When the new edition of the German hymnal Gotteslob came out in 2013, I was surprised that the appendix for Austria still contains the national anthem (as the 1975 edition had done too). Neither in Germany nor in Austria have I ever heard the national anthem in a service, and I can hardly imagine that this will ever happen. As far as I know, no German hymnal after World War II has contained the “Lied der Deutschen” (or “Deutschlandlied”) by August Heinrich Hoffmann von Fallersleben with the music from the “Emperor’s Hymn” by Joseph Haydn which has served as national anthem since 1922 – with some important later clarifications about the lyrics.
Some Bavarian appendices still contain the “Bayernlied” (“Hymn of Bavaria,” music by Konrad Max Kunz, there are different text versions in use today). Although I do not know exactly, I can imagine that this hymn (“God be with you, land of the Bavarians”) is actually used in liturgies: Bavaria has always kept its own customs and identity compared to the rest of Germany. The “Hymn of Bavaria” actually is the official anthem of the State of Bavaria. Other German dioceses do not have anything of that kind in their hymnals, and the anthems of the other German states – if they even exist – are much less known and used in public.

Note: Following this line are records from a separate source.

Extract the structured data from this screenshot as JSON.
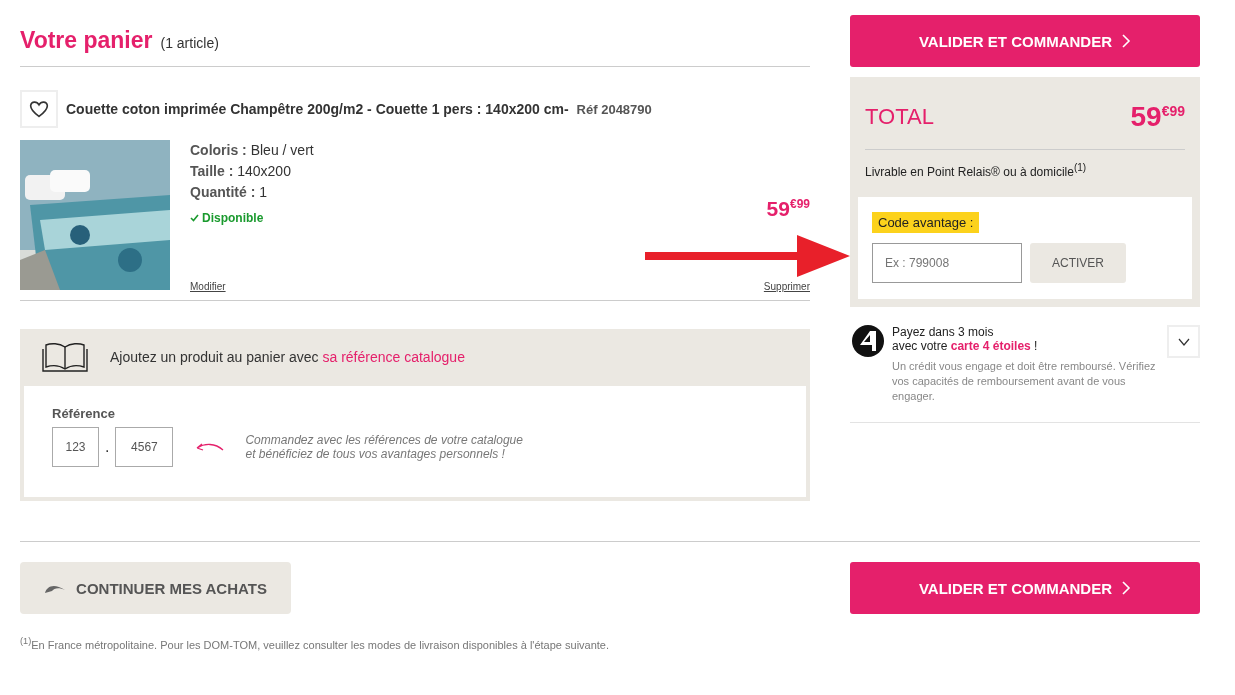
{
  "cart": {
    "title": "Votre panier",
    "count": "(1 article)"
  },
  "item": {
    "favorite": false,
    "name": "Couette coton imprimée Champêtre 200g/m2 - Couette 1 pers : 140x200 cm-",
    "ref": "Réf 2048790",
    "attributes": [
      {
        "label": "Coloris :",
        "value": "Bleu / vert"
      },
      {
        "label": "Taille :",
        "value": "140x200"
      },
      {
        "label": "Quantité :",
        "value": "1"
      }
    ],
    "availability": "Disponible",
    "price": "59$^{€99}$",
    "edit": "Modifier",
    "remove": "Supprimer"
  },
  "catalog": {
    "text": "Ajoutez un produit au panier avec",
    "link": "sa référence catalogue",
    "label": "Référence",
    "field_1": "123",
    "separator": ".",
    "field_2": "4567",
    "hint": "Commandez avec les références de votre catalogue\net bénéficiez de tous vos avantages personnels !"
  },
  "checkout_top": "VALIDER ET COMMANDER",
  "summary": {
    "total_label": "TOTAL",
    "total": "59$^{€99}$",
    "delivery": "Livrable en Point Relais® ou à domicile$^{(1)}$",
    "code_label": "Code avantage :",
    "code_placeholder": "Ex : 799008",
    "activate": "ACTIVER"
  },
  "financing": {
    "line_1": "Payez dans 3 mois",
    "line_2": "avec votre **carte 4 étoiles** !",
    "note": "Un crédit vous engage et doit être remboursé. Vérifiez vos capacités de remboursement avant de vous engager.",
    "expanded": false
  },
  "continue": "CONTINUER MES ACHATS",
  "checkout_bottom": "VALIDER ET COMMANDER",
  "footnote": "$^{(1)}$En France métropolitaine. Pour les DOM-TOM, veuillez consulter les modes de livraison disponibles à l'étape suivante."
}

The Austrian anthem (“Bundeshymne”, federal anthem) is called “Land der Berge, Land am Strome” (“Land of mountains, land by the river”). It is sung with a melody by Wolfgang Amadeus Mozart, lyrics by Paula von Preradović. The text was elected as the winner of a public contest in 1946 and then revised a bit before it became official in 1947. In 2011 two text passages where changed to make them gender-neutral (but less easy to sing because of metrical issues): “Hei-mat bist du gro-sser Söh-ne” (“You are home of great sons”) became “Hei-mat gro-sser Töch-ter und Söh-ne”) (“Home of great daughters and sons”), and “Brüderchöre” (“fraternal choirs”) became “Jubelchöre” (“jubilating choirs”). The Gotteslob was printed some months after the change, so it contains the official current lyrics.
It might be the affect of someone whose nation has brought so much pain and horror over the world, but I have no sympathy for national symbolism in Christian services. I am thankful that there are no propers in the Missal for any German or Austrian national holiday. With much discomfort I can accept the “Hymn of Bavaria” as a sort of regional pious custom: At least it refers to God by name and can be regarded as a prayer for the nation. But the Austrian anthem is not even that: Apart from its solemn and declamatory language, there is nothing religious (even less Christian) about it.
This is not bad at all: How could I expect other citizens to join in an anthem that refers to the Christian God or any other God? Singing about the beauty of the land, its history and cultural abundance makes sense as a national anthem. But why must it be included in a hymnal used in Catholic services? I am a part of the country where I live, and I do that loyally as a Christian, but in a liturgical context, I do not see a legitimate place for texts that are directly addressed to the country.